[This is the third post about the creation of Ellen and the Winter Wolves. You can read part 1 here and part 2 here.]
I mentioned last time that I’m using Kickstarter to fund my picture book, Ellen and the Winter Wolves, so over the past week or so I’ve been preparing the campaign. That means shooting a video and thinking through what rewards to offer folks for helping out. Determining what something is worth is a challenge, let me tell you. It’s been a lot of work, but it’s ready and launches today! Go check it out!
While preparing the Kickstarter I’ve also continued to work on the book, because, hey, it’s still not done. I finally finished painting the images around August 28th. I then began scanning the pictures in order to create the files I’ll need for printing. With scanning comes processing — inevitably dust will stick to the paintings and get transferred to the files, so I had to go through each picture and remove the dust in Photoshop. I also balanced the color and contrast in order to best match the look of the original piece.
Additional processing was necessary for a few of the images, though. I’m using three pictures in the book that I painted before I wrote it, and one of them needed some real work to match the story. This is one that I’ve shared here before, “Ellen and the Key.”
I love this image and really wanted to keep it for the book, but there were a couple problems: First, the orientation of the painting is wrong for the format of the book. Whereas this is portrait, I needed it to be landscape. No problem. I simply cropped it. I lost the arch and some of the ironwork, sadly, but kept the essential parts.
The second problem was bigger. In the story I decided to make the teeth of Ellen’s key an oak leaf and the handle an acorn. The original was just a regular ol’ skeleton key. I wasn’t going to repaint the original, so I needed to make a new key. I’m pretty terrible at digital painting, so I painted a new key on a scrap of board, scanned it, and inserted it into the painting. I also changed the lantern a bit while I was at it.
I’m still processing the images, but when that’s done I’ll move on to creating the text files, then the cover. And when the Kickstarter concludes (successfully, one hopes) I’ll bundle everything together and send it off to the printer.
Click here for the Kickstarter page.
Stories have kindled Jamin Still’s imagination since he was small. As a child he drew and painted and dreamed, and the power of those things in his life never diminished. He went on to study painting in college and now he paints and writes for a living. Jamin works and lives in a little stone house with his wife and three young children in Wichita, Kansas.
3 Comments
Mary Rogers
The loss of the ironwork in the top is sad, but if I had not seen how cool it was in the first picture, the loss is not noticeable. Now that you showed me though, I definitely miss it, that was an awesome design. I hope you keep that filed away mentally and use it for something else someday.
I really enjoyed seeing what you can do when you combine the digital editing with your painting. I know those programs are out there, but I have never gotten to use one, so it is pretty amazing to see you paint another key and put it into her hand like that.

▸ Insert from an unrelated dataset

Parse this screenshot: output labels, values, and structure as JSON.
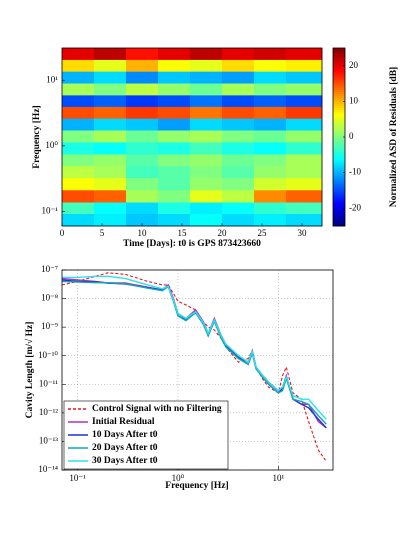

Glad you have your funding!
Jessica B.
How neat! Like Mary, I will miss the arch now that I’ve seen it. But – how cool that you can re-do the key without re-doing the whole painting! I’ve done goofy things in photo editing software, but seeing a bit of the process in making something lovely is a real treat. Thank you for sharing and congrats on being fully funded and then some! 🙂
Jamin Still
When I realized I wouldn’t have to redo this image with a different key I was pretty relieved… a single key is so much easier. When I realized I’d lose the arch… still better than redoing the whole image.